The BBC has been forced to delay the launch of its new Micro:Bit computer that it had planned to dish out to school kids, following manufacturing problems.
Wired reports that the corporation had been planning to distribute 1m of the devices to Year 7 pupils as they start school this month to encourage them to get coding, but it now looks like kids won't be receiving their tiny computers until as late as the Spring term next year. What makes this particularly annoying is that the news will no doubt upset teachers' lesson plans, and limit the value that kids will get out of the new device.
The problems apparently stem from tough delivery deadlines and redesigns late in the manufacturing process. The original prototype that was originally shown off to the press was eventually deemed "too ugly", and the features that were demanded kept changing. Apparently even how the device would be powered changed at the last minute - changing from a "coin shaped" round battery to an external AA battery pack.

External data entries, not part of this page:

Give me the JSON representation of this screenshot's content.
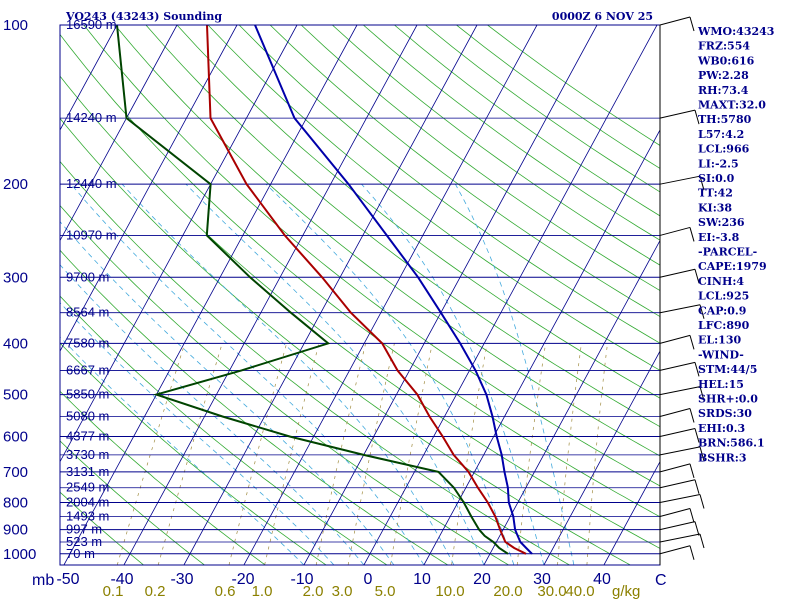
{
  "title_left": "VO243 (43243) Sounding",
  "title_right": "0000Z  6 NOV 25",
  "chart_data": {
    "type": "skew-t",
    "pressure_levels": [
      100,
      200,
      300,
      400,
      500,
      600,
      700,
      800,
      900,
      1000
    ],
    "pressure_unit": "mb",
    "temp_ticks": [
      -50,
      -40,
      -30,
      -20,
      -10,
      0,
      10,
      20,
      30,
      40
    ],
    "temp_unit": "C",
    "mixing_ratio_labels": [
      "0.1",
      "0.2",
      "0.6",
      "1.0",
      "2.0",
      "3.0",
      "5.0",
      "10.0",
      "20.0",
      "30.0",
      "40.0"
    ],
    "mixing_unit": "g/kg",
    "heights": [
      {
        "label": "16590 m",
        "p": 100
      },
      {
        "label": "14240 m",
        "p": 150
      },
      {
        "label": "12440 m",
        "p": 200
      },
      {
        "label": "10970 m",
        "p": 250
      },
      {
        "label": "9700 m",
        "p": 300
      },
      {
        "label": "8564 m",
        "p": 350
      },
      {
        "label": "7580 m",
        "p": 400
      },
      {
        "label": "6667 m",
        "p": 450
      },
      {
        "label": "5850 m",
        "p": 500
      },
      {
        "label": "5080 m",
        "p": 550
      },
      {
        "label": "4377 m",
        "p": 600
      },
      {
        "label": "3730 m",
        "p": 650
      },
      {
        "label": "3131 m",
        "p": 700
      },
      {
        "label": "2549 m",
        "p": 750
      },
      {
        "label": "2004 m",
        "p": 800
      },
      {
        "label": "1493 m",
        "p": 850
      },
      {
        "label": "997 m",
        "p": 900
      },
      {
        "label": "523 m",
        "p": 950
      },
      {
        "label": "70 m",
        "p": 1000
      }
    ],
    "temperature": [
      [
        1000,
        26
      ],
      [
        975,
        23.5
      ],
      [
        950,
        21.5
      ],
      [
        925,
        20.5
      ],
      [
        900,
        19.5
      ],
      [
        850,
        17.5
      ],
      [
        800,
        15
      ],
      [
        750,
        12
      ],
      [
        700,
        9
      ],
      [
        650,
        5
      ],
      [
        600,
        1.5
      ],
      [
        550,
        -2.5
      ],
      [
        500,
        -6.5
      ],
      [
        450,
        -12
      ],
      [
        400,
        -17
      ],
      [
        350,
        -25
      ],
      [
        300,
        -33
      ],
      [
        250,
        -43
      ],
      [
        200,
        -54
      ],
      [
        150,
        -66
      ],
      [
        100,
        -75
      ]
    ],
    "dewpoint": [
      [
        1000,
        23
      ],
      [
        975,
        21
      ],
      [
        950,
        19.5
      ],
      [
        925,
        17.5
      ],
      [
        900,
        16
      ],
      [
        850,
        13.5
      ],
      [
        800,
        11
      ],
      [
        750,
        8
      ],
      [
        700,
        4
      ],
      [
        650,
        -10
      ],
      [
        600,
        -24
      ],
      [
        550,
        -37
      ],
      [
        500,
        -50
      ],
      [
        450,
        -38
      ],
      [
        400,
        -26
      ],
      [
        350,
        -35
      ],
      [
        300,
        -45
      ],
      [
        250,
        -56
      ],
      [
        200,
        -60
      ],
      [
        150,
        -80
      ],
      [
        100,
        -90
      ]
    ],
    "parcel": [
      [
        1000,
        27
      ],
      [
        975,
        25.5
      ],
      [
        950,
        24
      ],
      [
        925,
        23
      ],
      [
        900,
        22
      ],
      [
        850,
        20.5
      ],
      [
        800,
        18.5
      ],
      [
        750,
        17
      ],
      [
        700,
        15
      ],
      [
        650,
        13
      ],
      [
        600,
        10.5
      ],
      [
        550,
        8
      ],
      [
        500,
        5
      ],
      [
        450,
        1
      ],
      [
        400,
        -4
      ],
      [
        350,
        -10
      ],
      [
        300,
        -17
      ],
      [
        250,
        -26
      ],
      [
        200,
        -37
      ],
      [
        150,
        -52
      ],
      [
        100,
        -67
      ]
    ]
  },
  "indices": [
    "WMO:43243",
    "FRZ:554",
    "WB0:616",
    "PW:2.28",
    "RH:73.4",
    "MAXT:32.0",
    "TH:5780",
    "L57:4.2",
    "LCL:966",
    "LI:-2.5",
    "SI:0.0",
    "TT:42",
    "KI:38",
    "SW:236",
    "EI:-3.8",
    "-PARCEL-",
    "CAPE:1979",
    "CINH:4",
    "LCL:925",
    "CAP:0.9",
    "LFC:890",
    "EL:130",
    "-WIND-",
    "STM:44/5",
    "HEL:15",
    "SHR+:0.0",
    "SRDS:30",
    "EHI:0.3",
    "BRN:586.1",
    "BSHR:3"
  ]
}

What makes it slightly awkward for the BBC is that the initial release was supposed to coincide with the BBC's massive Make It Digital season of programmes which started this week - perhaps most notably with a feature length drama on the Grand Theft Auto controversy starring Daniel Radcliffe as Rockstar founder Dan Houser.
As Wired notes, the delay isn't without precedent from a generation ago. The original BBC Micro computer was released in 1982 after lengthly delays - prompting outcry from commentators back then too.